Developing optics-based diagnostic and therapeutic technology for medicine and the life sciences. 

RESEARCH RELEVANCE

The research has broad applicability to early detection and diagnosis of malignant conditions, image-guided interventions, and monitoring responses to therapy. 

BIOPHOTONICS: USING RADIANT ENERGY FOR DIAGNOSIS AND THERAPY

Biophotonics is a technology that deals with the interaction of organic materials with light and other forms of radiant energy. It includes the emission, detection, absorption, deflection, selection, modification, and creation of radiation, by and from all living organisms and organic materials. It has applications in many scientific fields including biology and medicine, the fields of interest of Dr. Qiyin Fang, who works on photonics-based technologies for biomedical applications. 

Optical techniques have revolutionized medicine with their potential to be used in all kinds of minimally invasive procedures. Lasers, for instance, allow surgeons more control and precision, and optical spectroscopy and imaging techniques provide diagnosticians with invaluable information that can be used to discriminate between malignant and healthy tissue. 

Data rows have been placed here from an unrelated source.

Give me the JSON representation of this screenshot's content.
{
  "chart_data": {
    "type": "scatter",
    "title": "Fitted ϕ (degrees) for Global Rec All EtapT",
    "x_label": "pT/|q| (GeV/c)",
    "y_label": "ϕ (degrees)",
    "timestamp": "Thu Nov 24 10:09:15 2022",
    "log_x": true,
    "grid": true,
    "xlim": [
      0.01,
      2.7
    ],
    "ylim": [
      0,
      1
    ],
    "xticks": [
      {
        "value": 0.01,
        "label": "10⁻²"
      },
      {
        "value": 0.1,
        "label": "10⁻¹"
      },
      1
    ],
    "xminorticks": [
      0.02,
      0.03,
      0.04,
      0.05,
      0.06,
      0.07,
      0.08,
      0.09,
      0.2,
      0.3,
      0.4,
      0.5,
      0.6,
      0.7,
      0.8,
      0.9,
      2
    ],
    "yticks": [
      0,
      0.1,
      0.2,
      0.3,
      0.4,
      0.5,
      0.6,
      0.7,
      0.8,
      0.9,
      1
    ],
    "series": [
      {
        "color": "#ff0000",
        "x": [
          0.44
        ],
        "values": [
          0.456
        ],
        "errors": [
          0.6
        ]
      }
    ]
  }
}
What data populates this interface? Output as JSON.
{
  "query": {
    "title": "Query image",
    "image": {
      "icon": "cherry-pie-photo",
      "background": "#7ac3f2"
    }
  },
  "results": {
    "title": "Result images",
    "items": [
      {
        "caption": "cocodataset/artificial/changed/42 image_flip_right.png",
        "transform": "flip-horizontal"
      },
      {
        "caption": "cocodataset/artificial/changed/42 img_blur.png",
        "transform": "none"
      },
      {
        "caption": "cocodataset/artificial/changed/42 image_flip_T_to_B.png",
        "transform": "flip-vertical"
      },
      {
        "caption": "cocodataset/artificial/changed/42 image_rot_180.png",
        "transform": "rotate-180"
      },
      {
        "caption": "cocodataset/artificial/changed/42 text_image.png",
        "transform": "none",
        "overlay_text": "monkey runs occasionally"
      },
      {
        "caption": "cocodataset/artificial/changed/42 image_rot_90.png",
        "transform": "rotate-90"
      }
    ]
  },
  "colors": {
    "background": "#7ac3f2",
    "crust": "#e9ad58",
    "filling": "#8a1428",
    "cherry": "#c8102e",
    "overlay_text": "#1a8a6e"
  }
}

As a Canada Research Chair in Biophotonics, Fang develops techniques to use in diagnosing and treating a variety of diseases, including arteriosclerosis and brain cancer. For minimally invasive clinical diagnostic techniques, he uses florescence spectroscopy; for clinical therapy, he uses pulsed laser ablation. 

In the past, Fang and his colleagues developed a compact, mobile, clinical-compatible instrument capable of rapid acquisition of time-domain fluorescence spectra. Using this instrument, they studied various types of normal and malignant tissue in-vivo using both animal models and human subjects. In one of the applications, diagnostic signatures were discovered to identify brain tumour margin in real-time during resection surgery. In time, this instrument may be used to improve the prognosis of glioblastoma, a type of particular invasive brain tumour.

As a Canada Research Chair Fang is continuing to expand his work in this field, developing instruments that can be used in clinical settings. He is also looking into imaging techniques that may be used in endoscopic applications to "see" the interior of hollow organs such as the colon, bladder, and stomach. He hopes to eventually establish a biophotonics technology centre, where both optical engineering and biomedical sciences can thrive together.